During the wet process microbes within mucilage consume sugars to produce acetic acids as well as a number of other compounds. Since the reaction is dependent on time and temperature, final concentrations of acetic acid in will vary depending on environmental factors as well as the nature of the bean. It's estimated that after fermentation only a small portion (0.01%db) of acetic acid produced during fermentation will remain within the bean.

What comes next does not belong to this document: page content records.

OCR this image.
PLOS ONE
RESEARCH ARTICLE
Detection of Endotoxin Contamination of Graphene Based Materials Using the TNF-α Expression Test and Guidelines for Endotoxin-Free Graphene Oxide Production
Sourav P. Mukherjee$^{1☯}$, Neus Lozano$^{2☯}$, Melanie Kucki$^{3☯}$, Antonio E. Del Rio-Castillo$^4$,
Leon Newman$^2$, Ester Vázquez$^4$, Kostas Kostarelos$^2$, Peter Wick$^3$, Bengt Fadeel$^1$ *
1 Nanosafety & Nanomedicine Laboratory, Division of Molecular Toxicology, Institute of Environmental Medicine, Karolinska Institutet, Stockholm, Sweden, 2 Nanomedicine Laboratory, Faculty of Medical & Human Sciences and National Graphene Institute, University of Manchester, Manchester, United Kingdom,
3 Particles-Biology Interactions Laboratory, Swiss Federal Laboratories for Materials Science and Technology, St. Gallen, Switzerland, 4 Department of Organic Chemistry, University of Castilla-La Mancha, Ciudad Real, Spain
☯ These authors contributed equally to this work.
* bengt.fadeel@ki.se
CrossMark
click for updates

Coffee Fermentation Tank - photo courtesy of Edwin Martinez
However, it is during the roasting process where the formation of acetic acid significantly increases. During this stage small to medium chained carbohydrates like sucrose begin to breakdown, resulting in the formation of aliphatic acids such as acetic, formic and others.
Depending on actual roasting conditions, acetic acid concentrations can increase up to 25 times its initial green bean concentration. Overall acetic acid concentrations reach a maximum at light to medium roasts, then quickly dissipate as roasting progresses due to its volatile nature.
The following table summarizes acetic acid concentrations in green and roasted coffee:
Chemically, acetic acid is a weak volatile organic acid, but plays a significant role in both perceived acidity and aroma formation. According to Sivetz, a noticeable increase in acidity can be gained by the use of a pressure-roaster, which is believed to retain volatile acids and improve quality.
Sensorially in low concentrations acetic acid imparts a pleasant clean, sweet-like characteristic, but can quickly become ferment-like at higher concentrations.